Two capacitors \(\mathrm{C}_1=3 \mu \mathrm{F}\) and \(\mathrm{C}_2=2 \mu \mathrm{F}\) are connected in series across d.c. source of \(100 \mathrm{~V}\). The ratio of the potential across \(C_2\) to \(C_1\) is

\(\begin{array}{ll}
\therefore \quad & \mathrm{C}_1=3 \mu \mathrm{F} \text { and } \mathrm{C}_2=2 \mu \mathrm{F} \\
& \mathrm{C}_{\text {series }}=\frac{\mathrm{C}_1 \mathrm{C}_2}{\mathrm{C}_1+\mathrm{C}_2}=\frac{6}{5} \mu \mathrm{F} \\
& \text { Also, } \mathrm{Q}=\mathrm{CV} \\
\mathrm{Q} & =\mathrm{C}_{\text {series }} \times \mathrm{V} \\
& =\frac{6}{5} \times 100=120 \mu \mathrm{C}
\end{array}\)
\(\mathrm{Q}\) will be the same across both the capacitors as they are in series.

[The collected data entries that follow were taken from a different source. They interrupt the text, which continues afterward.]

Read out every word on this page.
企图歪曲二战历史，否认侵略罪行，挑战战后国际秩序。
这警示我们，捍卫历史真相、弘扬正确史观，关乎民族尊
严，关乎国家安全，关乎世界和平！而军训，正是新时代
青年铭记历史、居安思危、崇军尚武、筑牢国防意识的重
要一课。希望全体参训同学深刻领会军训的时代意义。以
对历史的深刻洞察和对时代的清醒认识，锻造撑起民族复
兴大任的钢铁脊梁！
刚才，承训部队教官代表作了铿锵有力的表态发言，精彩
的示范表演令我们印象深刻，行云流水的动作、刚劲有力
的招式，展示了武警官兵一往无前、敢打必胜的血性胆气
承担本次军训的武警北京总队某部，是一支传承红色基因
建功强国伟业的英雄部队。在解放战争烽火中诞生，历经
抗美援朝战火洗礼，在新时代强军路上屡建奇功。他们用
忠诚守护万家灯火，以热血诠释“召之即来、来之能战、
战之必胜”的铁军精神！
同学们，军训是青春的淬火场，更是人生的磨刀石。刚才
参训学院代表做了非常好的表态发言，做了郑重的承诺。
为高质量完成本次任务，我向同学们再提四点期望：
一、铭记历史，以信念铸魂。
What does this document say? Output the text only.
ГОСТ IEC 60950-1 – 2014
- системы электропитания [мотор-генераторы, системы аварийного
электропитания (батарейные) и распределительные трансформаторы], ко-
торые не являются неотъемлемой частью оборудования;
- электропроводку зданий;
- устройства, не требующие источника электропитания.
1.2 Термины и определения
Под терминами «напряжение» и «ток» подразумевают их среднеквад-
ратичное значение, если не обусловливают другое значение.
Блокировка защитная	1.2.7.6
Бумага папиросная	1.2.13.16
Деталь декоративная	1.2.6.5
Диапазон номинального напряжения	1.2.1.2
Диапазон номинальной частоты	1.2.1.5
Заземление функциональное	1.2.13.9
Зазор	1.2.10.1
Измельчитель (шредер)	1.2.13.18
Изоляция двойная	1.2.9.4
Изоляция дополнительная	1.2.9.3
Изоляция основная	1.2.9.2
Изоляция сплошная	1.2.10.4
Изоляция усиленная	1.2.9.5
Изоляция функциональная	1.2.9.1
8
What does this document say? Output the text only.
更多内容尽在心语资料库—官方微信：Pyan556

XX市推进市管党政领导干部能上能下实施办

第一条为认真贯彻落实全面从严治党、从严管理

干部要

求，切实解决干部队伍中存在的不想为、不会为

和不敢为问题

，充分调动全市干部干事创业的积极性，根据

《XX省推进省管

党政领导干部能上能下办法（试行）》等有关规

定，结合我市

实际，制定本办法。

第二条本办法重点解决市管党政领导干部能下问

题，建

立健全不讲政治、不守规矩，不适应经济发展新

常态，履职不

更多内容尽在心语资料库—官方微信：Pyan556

\(\therefore \quad\) Potential across capacitors,
\(\begin{aligned}
& \mathrm{V}_1=\frac{\mathrm{Q}}{\mathrm{C}_1}=\frac{120}{3}=40 \mathrm{~V} \\
& \mathrm{~V}_2=\frac{\mathrm{Q}}{\mathrm{C}_2}=\frac{120}{2}=60 \mathrm{~V} \\
& \therefore \quad \mathrm{V}_2: \mathrm{V}_1=60: 40=3: 2
\end{aligned}\)